The Vermont senator assured his supporters that he will still pick up delegates in states he loses on Super Tuesday.
“This is not a general election, it’s not winner-take-all. If you get 52 percent or 48 percent, you end up with roughly the same amount of delegates,” he said.
The senator is right that he is picking up delegates even in states he loses, but Super Tuesday has seriously dented his chances of becoming the Democratic nominee. Though he did better than some expected — winning his home state of Vermont in a landslide, plus Oklahoma, Colorado and Minnesota — Sanders was falling short of making up for Clinton’s very strong showing in the South, where she won six states, and in delegate-rich Massachusetts. (Superdelegates, who are chosen by the party and not allocated based on the popular vote, also overwhelmingly support Clinton.) On this course, Sanders is likely to find himself in a delegate hole he cannot dig out of.
But this pessimism has not reached Vermont, the campaign or the Sanders supporters who contributed $42 million to his campaign last month, outdoing Clinton’s fundraising machine. The hometown crowd gave Sanders a rock star’s reception, cheering for a full minute when he arrived on stage with his wife, Jane. Jerry Greenfield of Ben & Jerry’s ice cream and other campaign surrogates introduced Sanders as the “next president of the United States” to the cheering crowd.
Democratic presidential candidate Sen. Bernie Sanders of Vermont addresses a primary night rally in Essex Junction, Vt., on Super Tuesday. (Photo: Jacquelyn Martin/AP)
Sanders appears to have the money and the will to go all the way. And he doesn’t have to worry about big-time donors deciding it’s time for him to pull the plug if he can’t catch up with Clinton.
“We think we’re going to have the resources to go all the way,” Sanders’ senior adviser, Tad Devine, said. “In the past, campaigns ended because the bundlers said, ‘We aren’t going to bundle anymore.’ We don’t have any bundlers.

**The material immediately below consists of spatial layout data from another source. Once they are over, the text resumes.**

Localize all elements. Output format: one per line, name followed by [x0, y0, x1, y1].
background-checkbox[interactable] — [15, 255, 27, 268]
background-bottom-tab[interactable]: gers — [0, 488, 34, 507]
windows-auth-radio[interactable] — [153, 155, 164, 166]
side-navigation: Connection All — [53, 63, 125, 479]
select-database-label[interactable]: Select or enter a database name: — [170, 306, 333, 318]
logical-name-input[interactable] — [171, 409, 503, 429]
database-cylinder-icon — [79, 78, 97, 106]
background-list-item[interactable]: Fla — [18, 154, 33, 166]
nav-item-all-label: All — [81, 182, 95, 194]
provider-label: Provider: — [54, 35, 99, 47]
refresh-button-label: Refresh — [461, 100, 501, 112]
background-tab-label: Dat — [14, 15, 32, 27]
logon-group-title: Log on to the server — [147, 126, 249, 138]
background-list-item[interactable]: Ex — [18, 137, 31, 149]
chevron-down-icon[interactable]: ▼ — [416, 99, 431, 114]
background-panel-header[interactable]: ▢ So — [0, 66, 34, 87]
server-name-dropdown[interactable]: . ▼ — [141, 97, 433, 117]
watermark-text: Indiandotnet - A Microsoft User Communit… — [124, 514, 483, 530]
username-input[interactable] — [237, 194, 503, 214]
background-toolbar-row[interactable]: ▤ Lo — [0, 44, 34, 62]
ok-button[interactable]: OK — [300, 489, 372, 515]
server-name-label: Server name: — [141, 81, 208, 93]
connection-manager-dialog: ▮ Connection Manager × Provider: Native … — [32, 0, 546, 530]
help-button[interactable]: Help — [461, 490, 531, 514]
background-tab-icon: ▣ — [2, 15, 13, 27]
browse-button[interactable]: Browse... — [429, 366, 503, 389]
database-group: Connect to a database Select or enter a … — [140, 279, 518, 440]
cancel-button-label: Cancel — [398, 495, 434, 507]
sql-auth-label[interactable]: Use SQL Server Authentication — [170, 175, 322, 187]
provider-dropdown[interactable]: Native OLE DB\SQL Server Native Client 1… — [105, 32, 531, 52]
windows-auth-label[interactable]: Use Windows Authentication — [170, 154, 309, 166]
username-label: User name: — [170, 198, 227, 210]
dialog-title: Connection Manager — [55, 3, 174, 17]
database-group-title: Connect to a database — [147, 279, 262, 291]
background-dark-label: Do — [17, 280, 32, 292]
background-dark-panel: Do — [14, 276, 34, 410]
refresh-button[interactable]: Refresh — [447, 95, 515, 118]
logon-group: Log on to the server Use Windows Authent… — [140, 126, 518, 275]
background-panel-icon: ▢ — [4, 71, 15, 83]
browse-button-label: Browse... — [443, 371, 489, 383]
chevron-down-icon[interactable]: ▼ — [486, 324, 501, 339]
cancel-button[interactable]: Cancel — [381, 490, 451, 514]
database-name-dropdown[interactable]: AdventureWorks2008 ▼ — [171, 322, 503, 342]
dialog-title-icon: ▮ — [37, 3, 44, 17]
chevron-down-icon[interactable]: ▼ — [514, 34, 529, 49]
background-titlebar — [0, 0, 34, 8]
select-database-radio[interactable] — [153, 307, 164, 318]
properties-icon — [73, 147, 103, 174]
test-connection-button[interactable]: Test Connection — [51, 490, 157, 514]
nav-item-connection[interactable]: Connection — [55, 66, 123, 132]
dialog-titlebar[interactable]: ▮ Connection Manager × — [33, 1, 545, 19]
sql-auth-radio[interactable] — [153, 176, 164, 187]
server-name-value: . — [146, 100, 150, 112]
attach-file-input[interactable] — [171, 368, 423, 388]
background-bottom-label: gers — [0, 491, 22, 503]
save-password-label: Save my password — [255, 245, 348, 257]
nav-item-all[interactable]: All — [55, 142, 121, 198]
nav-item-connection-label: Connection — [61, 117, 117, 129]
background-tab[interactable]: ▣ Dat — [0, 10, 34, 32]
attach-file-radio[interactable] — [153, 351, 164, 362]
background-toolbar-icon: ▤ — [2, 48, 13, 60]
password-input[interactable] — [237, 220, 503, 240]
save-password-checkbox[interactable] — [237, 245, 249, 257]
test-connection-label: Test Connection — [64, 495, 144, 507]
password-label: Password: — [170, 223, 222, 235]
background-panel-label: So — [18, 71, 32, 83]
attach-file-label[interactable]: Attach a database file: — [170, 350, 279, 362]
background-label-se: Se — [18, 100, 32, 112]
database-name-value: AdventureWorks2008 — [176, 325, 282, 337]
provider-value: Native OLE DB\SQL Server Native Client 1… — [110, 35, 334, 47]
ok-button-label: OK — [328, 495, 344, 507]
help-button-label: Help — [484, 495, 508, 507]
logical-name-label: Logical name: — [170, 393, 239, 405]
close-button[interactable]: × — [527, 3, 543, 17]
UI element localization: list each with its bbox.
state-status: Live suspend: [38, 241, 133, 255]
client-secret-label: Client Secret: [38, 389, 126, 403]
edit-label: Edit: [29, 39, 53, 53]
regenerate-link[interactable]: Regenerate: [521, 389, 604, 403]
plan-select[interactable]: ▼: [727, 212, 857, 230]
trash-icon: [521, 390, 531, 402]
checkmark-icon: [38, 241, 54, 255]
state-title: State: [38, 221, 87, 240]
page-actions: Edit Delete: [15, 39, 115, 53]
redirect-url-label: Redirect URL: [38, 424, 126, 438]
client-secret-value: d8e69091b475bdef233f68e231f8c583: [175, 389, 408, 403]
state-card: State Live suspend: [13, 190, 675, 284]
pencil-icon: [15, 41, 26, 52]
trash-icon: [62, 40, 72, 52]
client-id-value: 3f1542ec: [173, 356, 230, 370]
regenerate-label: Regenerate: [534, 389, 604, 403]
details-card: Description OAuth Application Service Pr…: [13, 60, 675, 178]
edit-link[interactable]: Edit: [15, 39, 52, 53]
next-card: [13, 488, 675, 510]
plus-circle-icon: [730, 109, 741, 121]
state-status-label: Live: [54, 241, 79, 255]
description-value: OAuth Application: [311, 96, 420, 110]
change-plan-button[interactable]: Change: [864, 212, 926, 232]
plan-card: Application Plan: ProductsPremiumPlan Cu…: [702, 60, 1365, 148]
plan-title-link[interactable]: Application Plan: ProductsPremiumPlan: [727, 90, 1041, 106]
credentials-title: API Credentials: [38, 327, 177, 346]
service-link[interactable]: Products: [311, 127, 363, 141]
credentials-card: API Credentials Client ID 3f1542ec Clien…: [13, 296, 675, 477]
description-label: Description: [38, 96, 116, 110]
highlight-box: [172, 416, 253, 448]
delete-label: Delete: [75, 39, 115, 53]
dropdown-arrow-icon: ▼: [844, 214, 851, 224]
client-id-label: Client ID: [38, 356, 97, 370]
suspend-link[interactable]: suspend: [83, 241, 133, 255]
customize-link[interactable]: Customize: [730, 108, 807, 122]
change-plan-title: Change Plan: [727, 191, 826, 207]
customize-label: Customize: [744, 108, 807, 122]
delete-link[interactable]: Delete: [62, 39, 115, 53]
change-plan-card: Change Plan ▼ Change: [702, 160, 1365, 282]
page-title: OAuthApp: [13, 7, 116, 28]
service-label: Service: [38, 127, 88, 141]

The people who are investing in this campaign are doing so not because it’s a smart money calculation, but because they believe in Bernie Sanders.”
Devine said the campaign is looking forward to upcoming races in Kansas, Nebraska, Maine, Louisiana and Michigan. “We’re going to compete and win in as many states as possible,” he said.
Devine dismissed the possibility that Sanders supporters will lose some of their enthusiasm as they see their candidate’s chances dim.
“You know, I think our supporters are enthusiastic about Bernie and his message, not enthusiastic about his delegate totals,” he said.
Sanders has from the beginning been a candidate of ideas, when he entered the race nearly a year ago with almost zero name recognition to take on a candidate most Democrats saw as inevitable. His surprising popularity pushed Clinton to the left on many issues, from the Keystone Pipeline to economic inequality, and has changed the race forever. The money that keeps pouring into this campaign means he can continue to deliver this message, even if he doesn’t have a shot at the nomination.
“What I have said is that this campaign is not just about electing a president, it is about making a political revolution,” Sanders said at his victory rally.
One thing the campaign says won’t happen, no matter the outcome? Sharper attacks on Clinton.
“I’ve worked with Bernie for 20 years. We’ve never run a negative ad, and I predict we never will,” Devine said.